Demand forecasting
Anticipate sales at every level — product, store, region — and align inventory and logistics.
The challenge
Distributors, retailers and energy suppliers often run their inventory and procurement on instinct or simple averages. The result: stock-outs that lose sales and frustrate customers, or overstocks that tie up cash and cause write-offs on perishable goods.
The difficulty lies in the hierarchical structure of demand — by product, by store, by region — and its many drivers: seasonality, promotions, public holidays, weather, supply disruptions, local events. Forecasts must stay consistent across levels and granular enough to guide operational decisions.
Our approach
ADST puts in place hierarchical time-series demand forecasting: we produce forecasts at every level (SKU, store, region, national) and reconcile them to guarantee consistency, so that the sum of store forecasts matches the overall forecast.

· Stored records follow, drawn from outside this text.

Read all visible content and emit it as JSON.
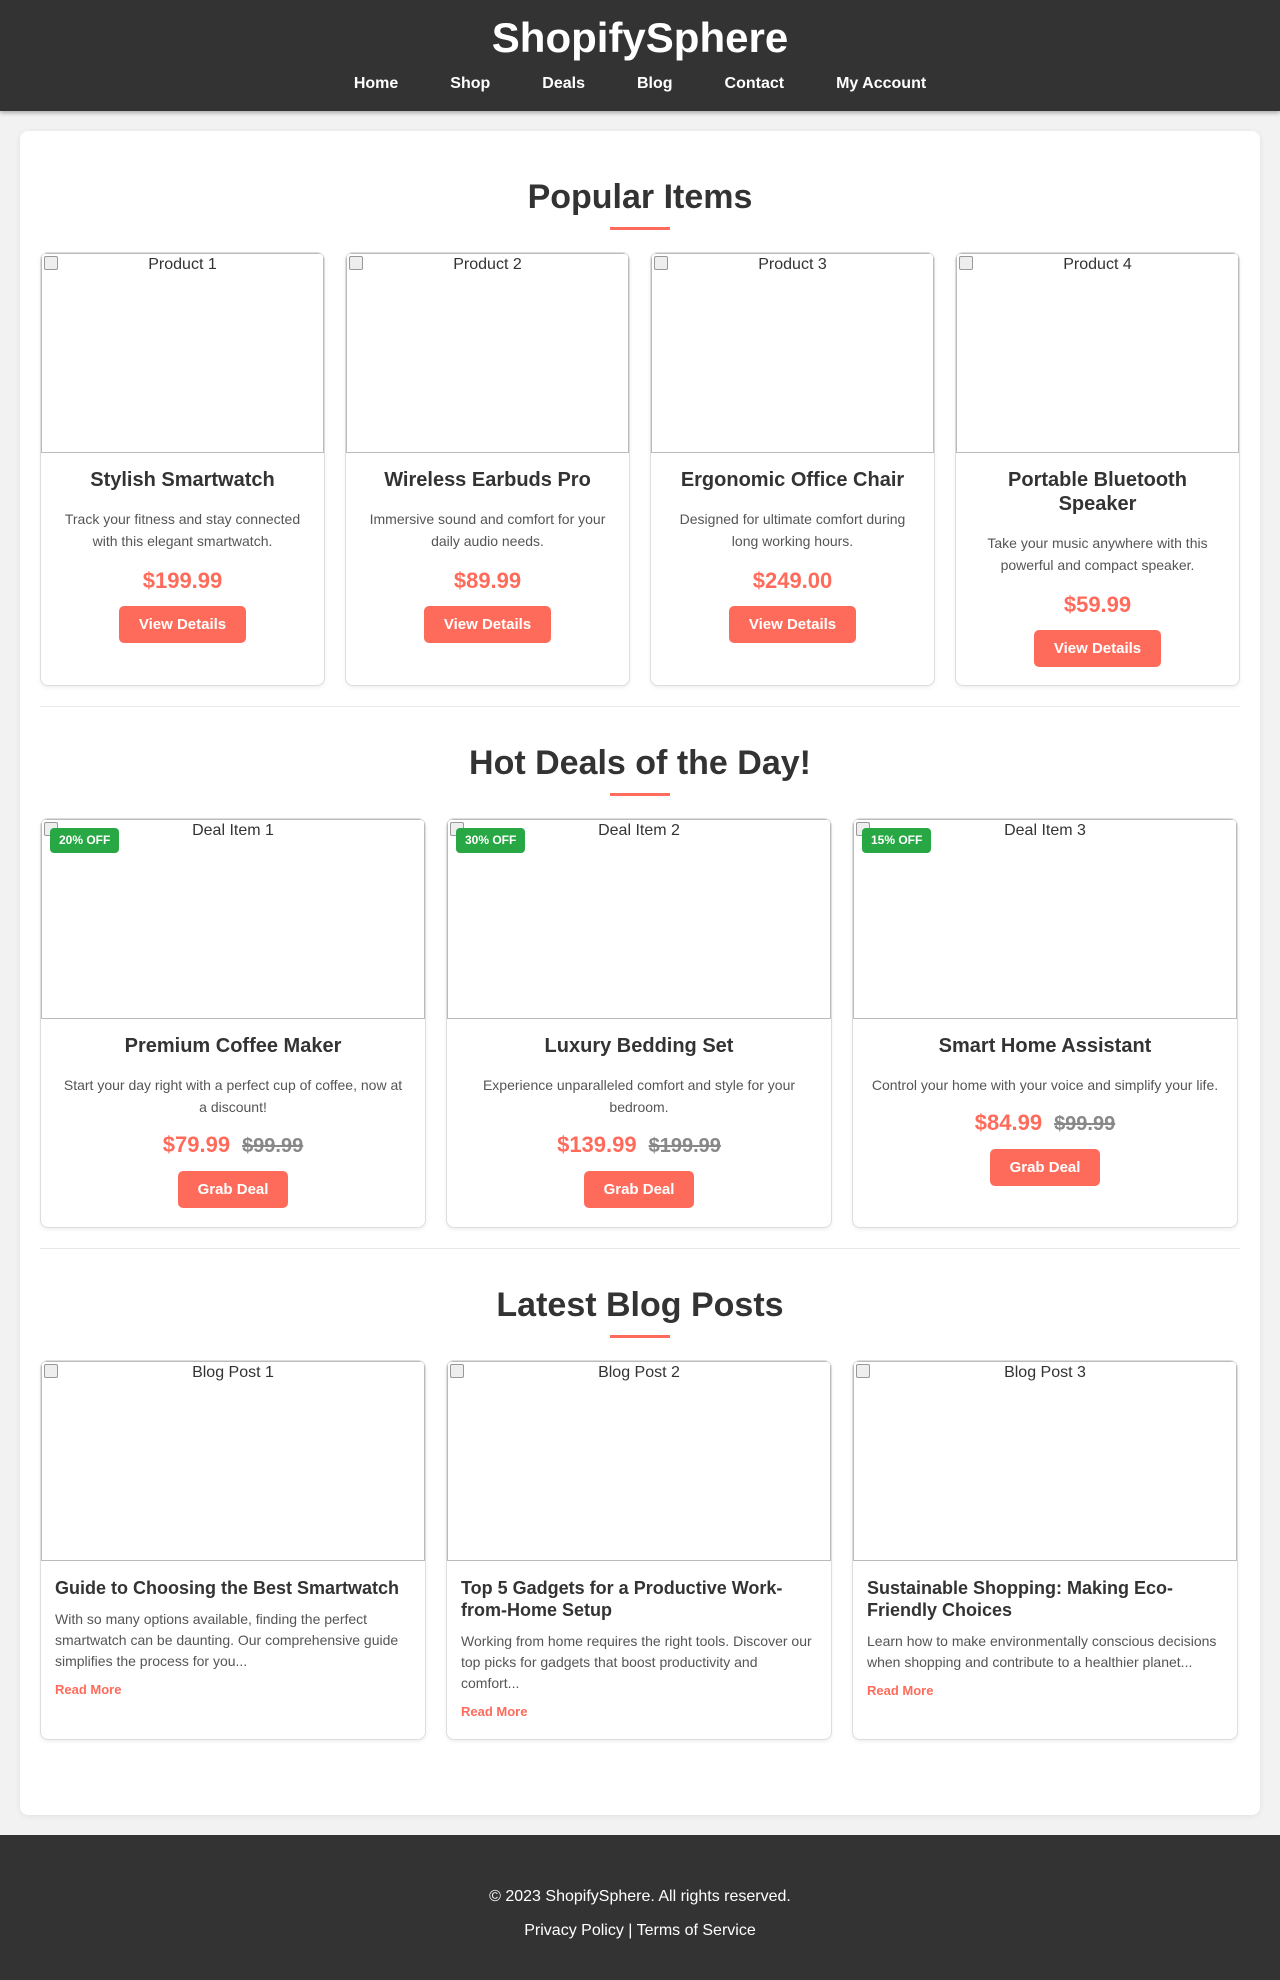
{
  "header": {
    "brand": "ShopifySphere",
    "nav": [
      "Home",
      "Shop",
      "Deals",
      "Blog",
      "Contact",
      "My Account"
    ]
  },
  "popular": {
    "title": "Popular Items",
    "items": [
      {
        "img_alt": "Product 1",
        "name": "Stylish Smartwatch",
        "desc": "Track your fitness and stay connected with this elegant smartwatch.",
        "price": "$199.99",
        "button": "View Details"
      },
      {
        "img_alt": "Product 2",
        "name": "Wireless Earbuds Pro",
        "desc": "Immersive sound and comfort for your daily audio needs.",
        "price": "$89.99",
        "button": "View Details"
      },
      {
        "img_alt": "Product 3",
        "name": "Ergonomic Office Chair",
        "desc": "Designed for ultimate comfort during long working hours.",
        "price": "$249.00",
        "button": "View Details"
      },
      {
        "img_alt": "Product 4",
        "name": "Portable Bluetooth Speaker",
        "desc": "Take your music anywhere with this powerful and compact speaker.",
        "price": "$59.99",
        "button": "View Details"
      }
    ]
  },
  "deals": {
    "title": "Hot Deals of the Day!",
    "items": [
      {
        "img_alt": "Deal Item 1",
        "badge": "20% OFF",
        "name": "Premium Coffee Maker",
        "desc": "Start your day right with a perfect cup of coffee, now at a discount!",
        "price": "$79.99",
        "old_price": "$99.99",
        "button": "Grab Deal"
      },
      {
        "img_alt": "Deal Item 2",
        "badge": "30% OFF",
        "name": "Luxury Bedding Set",
        "desc": "Experience unparalleled comfort and style for your bedroom.",
        "price": "$139.99",
        "old_price": "$199.99",
        "button": "Grab Deal"
      },
      {
        "img_alt": "Deal Item 3",
        "badge": "15% OFF",
        "name": "Smart Home Assistant",
        "desc": "Control your home with your voice and simplify your life.",
        "price": "$84.99",
        "old_price": "$99.99",
        "button": "Grab Deal"
      }
    ]
  },
  "blog": {
    "title": "Latest Blog Posts",
    "posts": [
      {
        "img_alt": "Blog Post 1",
        "title": "Guide to Choosing the Best Smartwatch",
        "excerpt": "With so many options available, finding the perfect smartwatch can be daunting. Our comprehensive guide simplifies the process for you...",
        "link": "Read More"
      },
      {
        "img_alt": "Blog Post 2",
        "title": "Top 5 Gadgets for a Productive Work-from-Home Setup",
        "excerpt": "Working from home requires the right tools. Discover our top picks for gadgets that boost productivity and comfort...",
        "link": "Read More"
      },
      {
        "img_alt": "Blog Post 3",
        "title": "Sustainable Shopping: Making Eco-Friendly Choices",
        "excerpt": "Learn how to make environmentally conscious decisions when shopping and contribute to a healthier planet...",
        "link": "Read More"
      }
    ]
  },
  "footer": {
    "copyright": "© 2023 ShopifySphere. All rights reserved.",
    "privacy": "Privacy Policy",
    "separator": "|",
    "terms": "Terms of Service"
  },
  "colors": {
    "accent": "#ff6b5b",
    "header_bg": "#333333",
    "badge_green": "#28a745"
  }
}
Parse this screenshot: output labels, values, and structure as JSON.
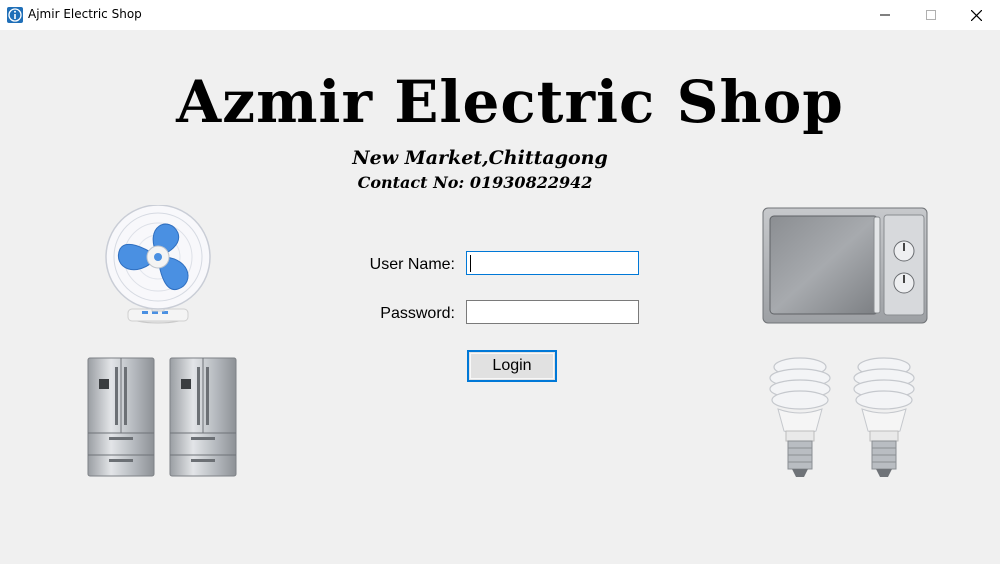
{
  "window": {
    "title": "Ajmir Electric Shop",
    "icon": "info-icon",
    "controls": [
      "minimize-icon",
      "maximize-icon",
      "close-icon"
    ]
  },
  "header": {
    "shop_name": "Azmir Electric Shop",
    "address": "New Market,Chittagong",
    "contact": "Contact No: 01930822942"
  },
  "login_form": {
    "username_label": "User Name:",
    "username_value": "",
    "password_label": "Password:",
    "password_value": "",
    "login_label": "Login"
  },
  "images": [
    "table-fan",
    "refrigerator",
    "refrigerator",
    "microwave-oven",
    "light-bulb",
    "light-bulb"
  ],
  "colors": {
    "accent": "#0078d7",
    "background": "#f0f0f0",
    "titlebar": "#ffffff",
    "fan_blade": "#4a90e2"
  }
}
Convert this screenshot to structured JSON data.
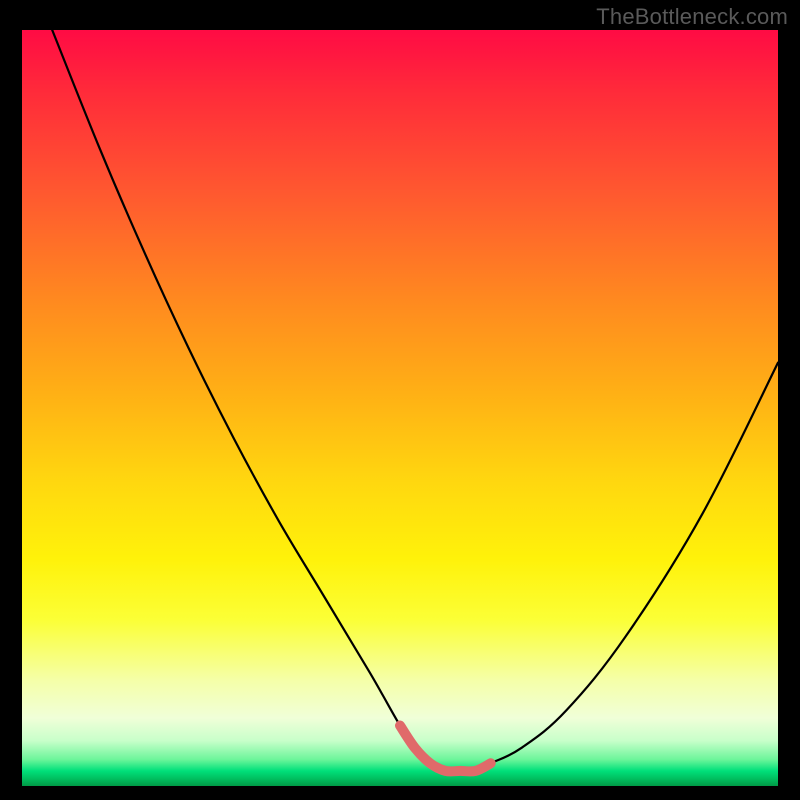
{
  "watermark": "TheBottleneck.com",
  "colors": {
    "frame_background": "#000000",
    "watermark_text": "#5a5a5a",
    "curve": "#000000",
    "highlight_segment": "#e06a6a",
    "gradient_stops": [
      "#ff0b44",
      "#ff2a3a",
      "#ff5a2f",
      "#ff8a1f",
      "#ffb015",
      "#ffd80f",
      "#fff20a",
      "#fbff36",
      "#f5ffa8",
      "#f0ffd8",
      "#c8ffca",
      "#6cf59a",
      "#00e07a",
      "#00c060",
      "#009a46"
    ]
  },
  "chart_data": {
    "type": "line",
    "title": "",
    "xlabel": "",
    "ylabel": "",
    "xlim": [
      0,
      100
    ],
    "ylim": [
      0,
      100
    ],
    "grid": false,
    "series": [
      {
        "name": "bottleneck-curve",
        "x": [
          4,
          10,
          16,
          22,
          28,
          34,
          40,
          46,
          50,
          52,
          54,
          56,
          58,
          60,
          62,
          66,
          72,
          80,
          90,
          100
        ],
        "values": [
          100,
          85,
          71,
          58,
          46,
          35,
          25,
          15,
          8,
          5,
          3,
          2,
          2,
          2,
          3,
          5,
          10,
          20,
          36,
          56
        ]
      }
    ],
    "annotations": [
      {
        "name": "optimal-range-highlight",
        "x_range": [
          50,
          62
        ],
        "y_approx": 3
      }
    ],
    "background": "vertical-gradient-red-to-green"
  }
}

The models combine proven statistical approaches with machine-learning methods — gradient boosting on calendar and exogenous variables, deep-learning models for complex patterns. We explicitly incorporate promotions, holidays, weather and cannibalisation effects to capture the true drivers of demand.
Beyond the point estimate, we produce probabilistic forecasts (quantiles) that feed directly into inventory optimisation: safety levels, reorder points and stock-out vs holding-cost trade-offs, tailored to each product by its margin and criticality.
Architecture
- Models: gradient boosting (LightGBM), temporal deep learning (TFT/N-BEATS), statistical baselines
- Hierarchy: top-down / bottom-up / MinT reconciliation for multi-level consistency
- Exogenous: calendar, promotions, weather, prices, supply disruptions
- Output: probabilistic forecasts (quantiles) linked to inventory optimisation
A distributor cuts both stock-outs and overstocks at once, freeing up cash while lifting revenue through better availability.